Размер шрифта
-
+

Человек. Образ и сущность 2017. Гуманитарные аспекты. № 1–2 (28–29): Социокультурные трансформации в условиях геополитических преобразований - стр. 10

Мишель Фуко, оценивая глобальную ситуацию второй половины XX в., естественно, не мог не видеть ее парадоксальности. Он пытался прояснить для себя сущность этой парадоксальности через осмысление исторических форм безумия в классическую эпоху. Анализируя историю безумия в классическую эпоху, он отмечал рождение опыта, пересечение патологий. «Возьмем наугад, – писал он, – несколько человек, подвергшихся изоляции из-за “повреждения” в уме и упомянутых в регистрационных книгах: это “закоренелый жалобщик”, “величайший из сутяг”, “человек весьма злобный и сварливый”, “человек, днем и ночью докучающий прочим людям своими песнями и изрыгающий ужаснейшие богохульства”, “расклейщик пасквилей”, “большой лжец”, “человек, умом беспокойный, угрюмый и нелюдимый”» [Фуко, 1997, с. 147]. Очевидно, что в этих характеристиках проявления умственного заболевания и проявления особенностей характера пересекаются, так что их видение в равной степени представляет картину безумия.
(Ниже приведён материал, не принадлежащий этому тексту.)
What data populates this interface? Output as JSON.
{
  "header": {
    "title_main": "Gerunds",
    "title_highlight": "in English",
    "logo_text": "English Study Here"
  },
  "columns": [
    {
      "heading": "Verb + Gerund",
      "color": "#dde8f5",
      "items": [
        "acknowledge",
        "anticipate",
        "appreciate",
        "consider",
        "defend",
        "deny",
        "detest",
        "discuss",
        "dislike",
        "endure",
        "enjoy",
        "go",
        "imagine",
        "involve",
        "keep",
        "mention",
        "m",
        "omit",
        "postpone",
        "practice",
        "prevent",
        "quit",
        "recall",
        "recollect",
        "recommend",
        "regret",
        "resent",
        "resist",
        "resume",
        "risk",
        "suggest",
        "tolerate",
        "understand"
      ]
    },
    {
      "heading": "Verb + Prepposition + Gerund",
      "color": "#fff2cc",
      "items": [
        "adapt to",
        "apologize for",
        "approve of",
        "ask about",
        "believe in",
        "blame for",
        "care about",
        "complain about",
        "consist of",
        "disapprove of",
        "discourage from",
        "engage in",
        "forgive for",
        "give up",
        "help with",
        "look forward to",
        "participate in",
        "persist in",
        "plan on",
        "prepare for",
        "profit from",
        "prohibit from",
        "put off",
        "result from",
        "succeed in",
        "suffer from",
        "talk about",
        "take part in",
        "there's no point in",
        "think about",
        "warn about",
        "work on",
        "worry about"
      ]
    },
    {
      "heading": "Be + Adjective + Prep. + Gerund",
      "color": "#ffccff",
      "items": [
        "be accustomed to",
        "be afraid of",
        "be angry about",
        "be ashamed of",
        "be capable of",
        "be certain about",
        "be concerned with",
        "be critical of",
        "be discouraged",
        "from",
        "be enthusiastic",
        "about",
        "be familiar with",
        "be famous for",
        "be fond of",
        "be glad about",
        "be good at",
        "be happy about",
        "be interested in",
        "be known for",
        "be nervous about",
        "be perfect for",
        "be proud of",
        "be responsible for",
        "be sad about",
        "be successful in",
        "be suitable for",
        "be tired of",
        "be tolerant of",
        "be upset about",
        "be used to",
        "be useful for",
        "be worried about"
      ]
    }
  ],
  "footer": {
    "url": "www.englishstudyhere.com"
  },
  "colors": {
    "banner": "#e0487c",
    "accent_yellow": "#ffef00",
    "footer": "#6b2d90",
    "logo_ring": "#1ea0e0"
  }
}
Очевидно, что эта характеристика может быть отнесена не только к классической эпохе, к XVII в., но и к современной ситуации, эпохе тотальной информатизации и всеохватывающих информационных сетей, свободному в них самовыражению. Мы словно возвращаемся в мир глупости – «корифея в хороводе человеческих изъянов, в сумасшедшей пляске порочных жизней» [там же, с. 148]. В чем М. Фуко видит сущность этого вида безумия? Он иллюстрирует его понимание на примере аббата Баржеде, который был подвергнут изоляции и получал тот же уход, что и другие умалишенные. Баржеде лишился рассудка, потому что, будучи служителем церкви, он занимался самым отвратительным ростовщичеством, не проявляя никаких признаков милосердия и не испытывая угрызений совести. Он, таким образом, выпадает из установленного для него морального порядка, а восприятие его безумия оказывается возможным лишь в этических формах. Это безумие разрушает не рассудок, который ориентирован на получение максимального финансового дохода, а мораль. При этом моральные структуры используются как средство возвышения себя, продвижения по ступеням социальной лестницы.

М. Фуко приводит в пример графа д’Альтютера, которого в действительности звали Дуслен. Он объявил себя наследником Кастильской короны и при этом клятвенно уверял, что всякую неделю ему является Пресвятая Дева и что он нередко беседует с Богом. Возникает вопрос о том, умалишенный ли он или преступник (или между ними существует связь); в силу чего выдвигались предложения заключить его пожизненно в Бастилию как первостатейного негодяя [Фуко, 1997, с. 149].